No public proof-of-concept exploit or exploitation in the wild has been reported. See the Jenkins Security Advisory SECURITY-3583 for vendor-authoritative technical details.
Detection Methods for CVE-2025-64133
Indicators of Compromise
- Unexpected POST or GET requests to Extensible Choice Parameter endpoints from external Referer or Origin headers
- Jenkins audit log entries showing Groovy parameter evaluations initiated outside normal job configuration workflows
- Access patterns where authenticated users trigger parameter endpoints in rapid succession from browser sessions
Detection Strategies
- Inspect Jenkins access logs for requests to plugin URLs lacking valid CSRF crumb tokens
- Correlate web proxy logs with Jenkins request logs to identify cross-origin request patterns targeting Jenkins users
- Monitor Jenkins system logs for groovy.lang.GroovyShell or sandbox evaluation events tied to parameter endpoints rather than build execution
Monitoring Recommendations
- Enable Jenkins access logging with full URI and header capture, and forward logs to a centralized analytics platform
- Alert on Groovy script executions initiated from non-build contexts within the Extensible Choice Parameter Plugin
- Track plugin version inventory across Jenkins controllers to identify systems still running vulnerable releases
How to Mitigate CVE-2025-64133
Immediate Actions Required
- Upgrade the Extensible Choice Parameter Plugin to a fixed release as identified in Jenkins Security Advisory SECURITY-3583
- Verify that global CSRF protection is enabled in Jenkins under Manage Jenkins → Security
- Restrict Jenkins controller access to trusted networks and authenticated users only
- Audit installed plugins and remove the Extensible Choice Parameter Plugin if it is not actively required
Patch Information
Refer to the Jenkins Security Advisory SECURITY-3583 for the fixed plugin version and upgrade guidance.
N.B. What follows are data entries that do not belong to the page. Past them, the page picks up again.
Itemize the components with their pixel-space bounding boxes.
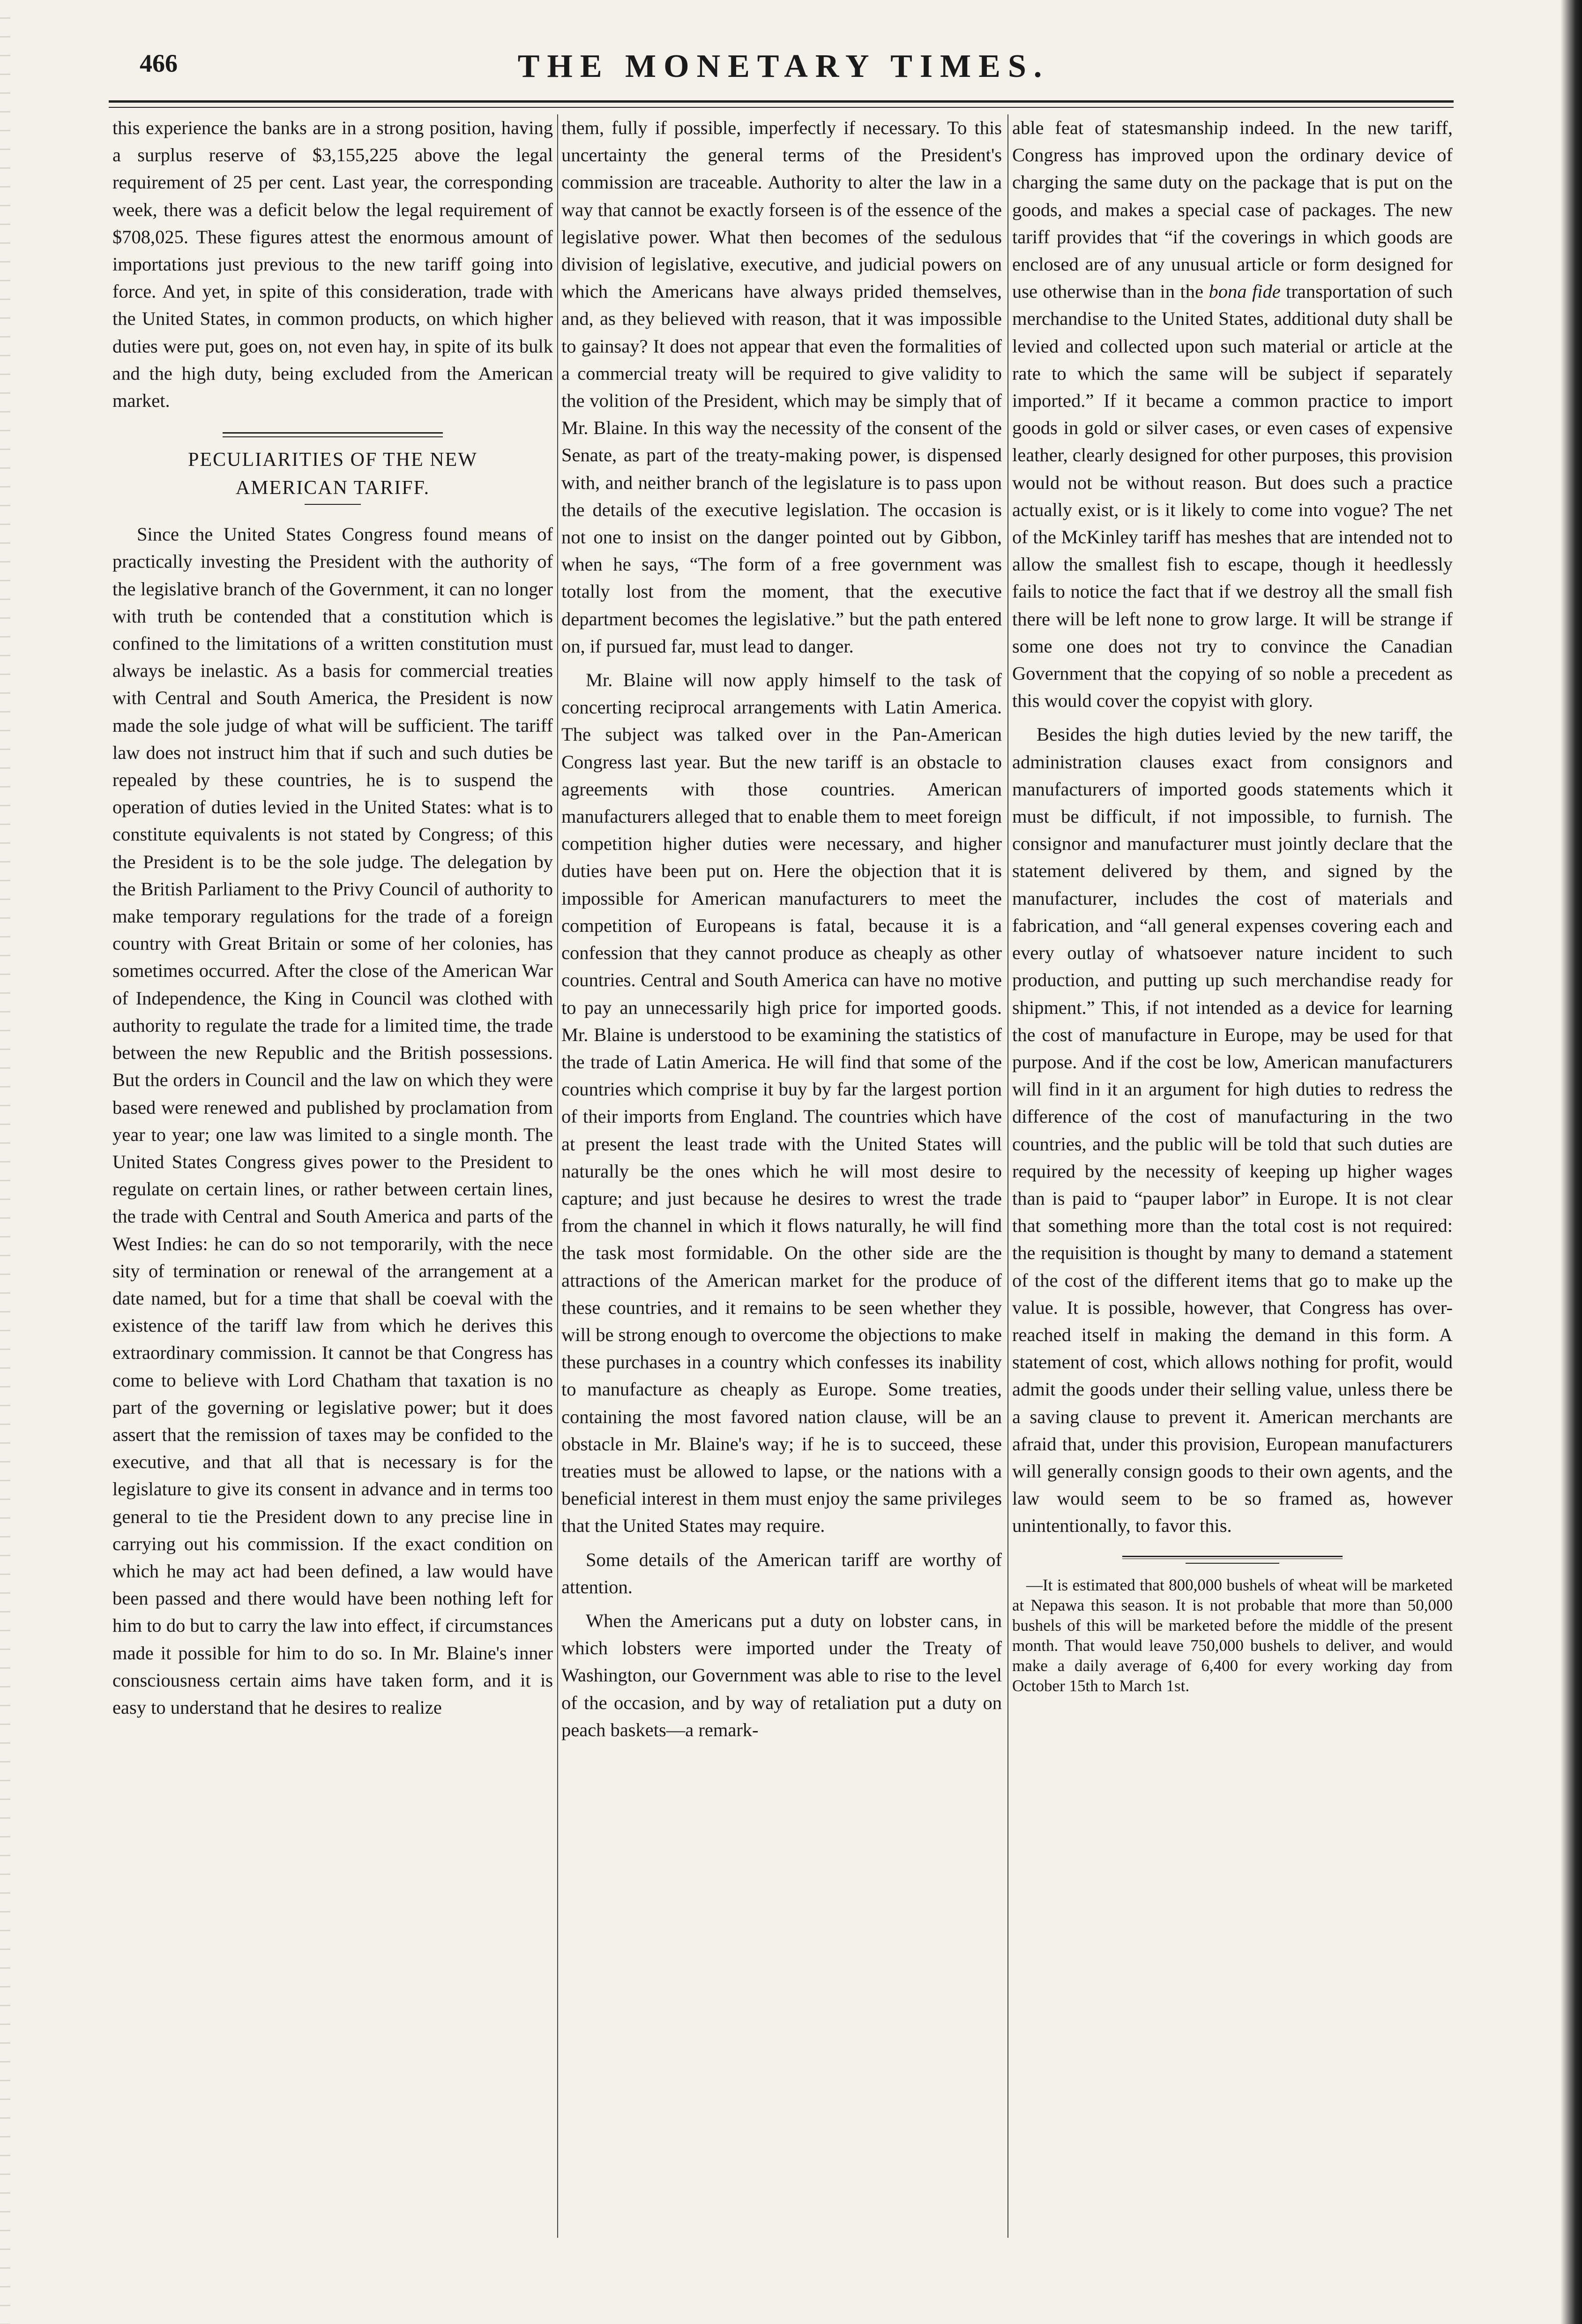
article-paragraph: Since the United States Congress found means of practically investing the President with the authority of the legislative branch of the Government, it can no longer with truth be contended that a constitution which is confined to the limitations of a written constitution must always be inelastic. As a basis for commercial treaties with Central and South America, the President is now made the sole judge of what will be sufficient. The tariff law does not instruct him that if such and such duties be repealed by these countries, he is to suspend the operation of duties levied in the United States: what is to constitute equivalents is not stated by Congress; of this the President is to be the sole judge. The delegation by the British Parliament to the Privy Council of authority to make temporary regulations for the trade of a foreign country with Great Britain or some of her colonies, has sometimes occurred. After the close of the American War of Independence, the King in Council was clothed with authority to regulate the trade for a limited time, the trade between the new Republic and the British possessions. But the orders in Council and the law on which they were based were renewed and published by proclamation from year to year; one law was limited to a single month. The United States Congress gives power to the President to regulate on certain lines, or rather between certain lines, the trade with Central and South America and parts of the West Indies: he can do so not temporarily, with the nece sity of termination or renewal of the arrangement at a date named, but for a time that shall be coeval with the existence of the tariff law from which he derives this extraordinary commission. It cannot be that Congress has come to believe with Lord Chatham that taxation is no part of the governing or legislative power; but it does assert that the remission of taxes may be confided to the executive, and that all that is necessary is for the legislature to give its consent in advance and in terms too general to tie the President down to any precise line in carrying out his commission. If the exact condition on which he may act had been defined, a law would have been passed and there would have been nothing left for him to do but to carry the law into effect, if circumstances made it possible for him to do so. In Mr. Blaine's inner consciousness certain aims have taken form, and it is easy to understand that he desires to realize (112, 524, 553, 1718)
column-divider-1 (557, 114, 558, 2238)
scan-edge-shadow (1560, 0, 1582, 2324)
continued-paragraph: this experience the banks are in a strong position, having a surplus reserve of $3,155,225 above the legal requirement of 25 per cent. Last year, the corresponding week, there was a deficit below the legal requirement of $708,025. These figures attest the enormous amount of importations just previous to the new tariff going into force. And yet, in spite of this consideration, trade with the United States, in common products, on which higher duties were put, goes on, not even hay, in spite of its bulk and the high duty, being excluded from the American market. (112, 117, 553, 412)
news-note (1012, 1575, 1453, 1696)
article-paragraph: Besides the high duties levied by the new tariff, the administration clauses exact from consignors and manufacturers of imported goods statements which it must be difficult, if not impossible, to furnish. The consignor and manufacturer must jointly declare that the statement delivered by them, and signed by the manufacturer, includes the cost of materials and fabrication, and “all general expenses covering each and every outlay of whatsoever nature incident to such production, and putting up such merchandise ready for shipment.” This, if not intended as a device for learning the cost of manufacture in Europe, may be used for that purpose. And if the cost be low, American manufacturers will find in it an argument for high duties to redress the difference of the cost of manufacturing in the two countries, and the public will be told that such duties are required by the necessity of keeping up higher wages than is paid to “pauper labor” in Europe. It is not clear that something more than the total cost is not required: the requisition is thought by many to demand a statement of the cost of the different items that go to make up the value. It is possible, however, that Congress has over-reached itself in making the demand in this form. A statement of cost, which allows nothing for profit, would admit the goods under their selling value, unless there be a saving clause to prevent it. American merchants are afraid that, under this provision, European manufacturers will generally consign goods to their own agents, and the law would seem to be so framed as, however unintentionally, to favor this. (1012, 724, 1453, 1537)
article-paragraph: them, fully if possible, imperfectly if necessary. To this uncertainty the general terms of the President's commission are traceable. Authority to alter the law in a way that cannot be exactly forseen is of the essence of the legislative power. What then becomes of the sedulous division of legislative, executive, and judicial powers on which the Americans have always prided themselves, and, as they believed with reason, that it was impossible to gainsay? It does not appear that even the formalities of a commercial treaty will be required to give validity to the volition of the President, which may be simply that of Mr. Blaine. In this way the necessity of the consent of the Senate, as part of the treaty-making power, is dispensed with, and neither branch of the legislature is to pass upon the details of the executive legislation. The occasion is not one to insist on the danger pointed out by Gibbon, when he says, “The form of a free government was totally lost from the moment, that the executive department becomes the legislative.” but the path entered on, if pursued far, must lead to danger. (561, 117, 1002, 657)
header-rule-thick (109, 100, 1454, 103)
masthead-title: THE MONETARY TIMES. (517, 48, 1050, 84)
page-header (109, 45, 1458, 97)
section-divider (223, 432, 443, 437)
article-title-line-2: AMERICAN TARIFF. (235, 477, 430, 499)
article-paragraph: When the Americans put a duty on lobster cans, in which lobsters were imported under the Treaty of Washington, our Government was able to rise to the level of the occasion, and by way of retaliation put a duty on peach baskets—a remark- (561, 1610, 1002, 1740)
page-number: 466 (140, 49, 178, 77)
article-paragraph: Some details of the American tariff are worthy of attention. (561, 1549, 1002, 1597)
column-3 (1012, 114, 1453, 2252)
header-rule-thin (109, 107, 1454, 108)
article-title (112, 446, 553, 502)
news-note-text: —It is estimated that 800,000 bushels of wheat will be marketed at Nepawa this season. It is not probable that more than 50,000 bushels of this will be marketed before the middle of the present month. That would leave 750,000 bushels to deliver, and would make a daily average of 6,400 for every working day from October 15th to March 1st. (1012, 1575, 1453, 1695)
column-1 (112, 114, 553, 2252)
italic-phrase: bona fide (1209, 281, 1281, 302)
scan-margin-specks (0, 0, 10, 2324)
article-title-line-1: PECULIARITIES OF THE NEW (188, 449, 478, 471)
section-divider (1122, 1556, 1343, 1559)
section-divider-short (1186, 1563, 1279, 1564)
paragraph-text: transportation of such merchandise to the United States, additional duty shall be levied and collected upon such material or article at the rate to which the same will be subject if separately imported.” If it became a common practice to import goods in gold or silver cases, or even cases of expensive leather, clearly designed for other purposes, this provision would not be without reason. But does such a practice actually exist, or is it likely to come into vogue? The net of the McKinley tariff has meshes that are intended not to allow the smallest fish to escape, though it heedlessly fails to notice the fact that if we destroy all the small fish there will be left none to grow large. It will be strange if some one does not try to convince the Canadian Government that the copying of so noble a precedent as this would cover the copyist with glory. (1012, 281, 1453, 712)
paragraph-text: able feat of statesmanship indeed. In the new tariff, Congress has improved upon the ordinary device of charging the same duty on the package that is put on the goods, and makes a special case of packages. The new tariff provides that “if the coverings in which goods are enclosed are of any unusual article or form designed for use otherwise than in the (1012, 117, 1453, 302)
title-underline (305, 504, 361, 505)
column-divider-2 (1007, 114, 1008, 2238)
article-paragraph (1012, 114, 1453, 714)
article-paragraph: Mr. Blaine will now apply himself to the task of concerting reciprocal arrangements with Latin America. The subject was talked over in the Pan-American Congress last year. But the new tariff is an obstacle to agreements with those countries. American manufacturers alleged that to enable them to meet foreign competition higher duties were necessary, and higher duties have been put on. Here the objection that it is impossible for American manufacturers to meet the competition of Europeans is fatal, because it is a confession that they cannot produce as cheaply as other countries. Central and South America can have no motive to pay an unnecessarily high price for imported goods. Mr. Blaine is understood to be examining the statistics of the trade of Latin America. He will find that some of the countries which comprise it buy by far the largest portion of their imports from England. The countries which have at present the least trade with the United States will naturally be the ones which he will most desire to capture; and just because he desires to wrest the trade from the channel in which it flows naturally, he will find the task most formidable. On the other side are the attractions of the American market for the produce of these countries, and it remains to be seen whether they will be strong enough to overcome the objections to make these purchases in a country which confesses its inability to manufacture as cheaply as Europe. Some treaties, containing the most favored nation clause, will be an obstacle in Mr. Blaine's way; if he is to succeed, these treaties must be allowed to lapse, or the nations with a beneficial interest in them must enjoy the same privileges that the United States may require. (561, 669, 1002, 1537)
column-2 (561, 114, 1002, 2252)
Additional discussion is available on the Openwall OSS-Security Mailing List.
Workarounds
- Disable or uninstall the Extensible Choice Parameter Plugin until an upgrade is applied
- Educate Jenkins users to log out of the controller when not actively administering it, reducing the CSRF exposure window
- Enforce strict SameSite=Lax or Strict cookie policies at the reverse proxy fronting Jenkins to blunt cross-origin request delivery
# Configuration example: enforce SameSite cookies at an nginx reverse proxy in front of Jenkins
proxy_cookie_path / "/; HttpOnly; Secure; SameSite=Strict";
Disclaimer: This content was generated using AI. While we strive for accuracy, please verify critical information with official sources.